Enteroendocrine regulation of enterocyte function. We previously found that EECs influenced ion transport and therefore glucose and peptide absorption in enterocytes (McCauley et al, 2020). Ion transport and nutrient availability are linked to cellular metabolism and mitochondrial function, which afford enterocytes the capacity to absorb sufficient nutrients to survive. The role of EECs in regulating these processes has been difficult to study due to absence of good model systems – until now. This project will use metabolomics, gene expression analysis, and functional uptake assays in both mouse models and PSC-derived human intestinal organoids to identify the roles for individual EEC-derived hormones in this complex physiological mechanism.

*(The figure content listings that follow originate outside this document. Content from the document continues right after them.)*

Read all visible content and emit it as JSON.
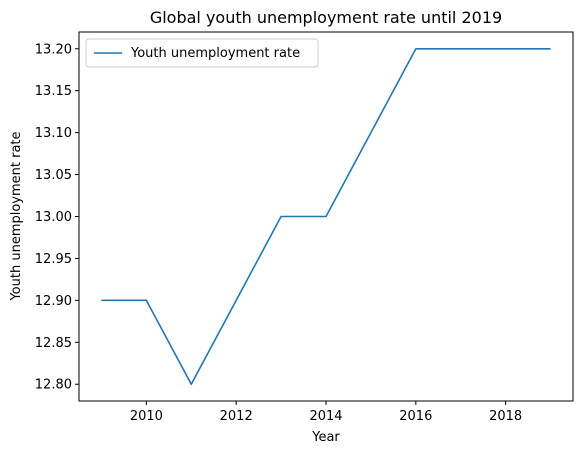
{
  "chart_data": {
    "type": "line",
    "title": "Global youth unemployment rate until 2019",
    "xlabel": "Year",
    "ylabel": "Youth unemployment rate",
    "x": [
      2009,
      2010,
      2011,
      2012,
      2013,
      2014,
      2015,
      2016,
      2017,
      2018,
      2019
    ],
    "series": [
      {
        "name": "Youth unemployment rate",
        "values": [
          12.9,
          12.9,
          12.8,
          12.9,
          13.0,
          13.0,
          13.1,
          13.2,
          13.2,
          13.2,
          13.2
        ],
        "color": "#1f77b4"
      }
    ],
    "xlim": [
      2008.5,
      2019.5
    ],
    "ylim": [
      12.78,
      13.22
    ],
    "xticks": [
      2010,
      2012,
      2014,
      2016,
      2018
    ],
    "yticks": [
      12.8,
      12.85,
      12.9,
      12.95,
      13.0,
      13.05,
      13.1,
      13.15,
      13.2
    ],
    "ytick_labels": [
      "12.80",
      "12.85",
      "12.90",
      "12.95",
      "13.00",
      "13.05",
      "13.10",
      "13.15",
      "13.20"
    ],
    "grid": false,
    "legend": "upper-left"
  }
}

EEC regulation of crypt metabolism. We recently found that EECs are required to restrict intestinal crypt cells, including stem, progenitor, and Paneth cells, from adopting a fatty acid metabolic program (McCauley et al, bioRxiv 2022). This project will delve deeper into metabolic profiling of crypts with and without EECs and establish roles for individual EEC peptides or metabolites in the regulation of crypt metabolism and homeostasis, in both mouse and in human PSC-derived human intestinal organoids.
EEC regulation of enteric neuron development. The enteric nervous system (ENS) innervates the intestine, controlling important processes like gut motility and water resorption. The gut is also innervated by vagal afferents which signal directly to the brain. EECs and enteric and vagal neurons form synaptic connections that allow for rapid communication between these essential cell types in the intestine. In addition to producing hormones, EECs also produce neurotrophic factors, raising the possibility that EECs help attract neurons to the right place in the developing intestinal epithelium and instruct them to become the right type of neuron. This project uses in vivo and in vitro modeling in mouse and human PSC-derived organoids.
Open to your ideas! The McCauley Lab believes in intellectual equity, meaning the best ideas can come from anyone. Pitch your project and we’ll see if we can get it off the ground using the tools we have!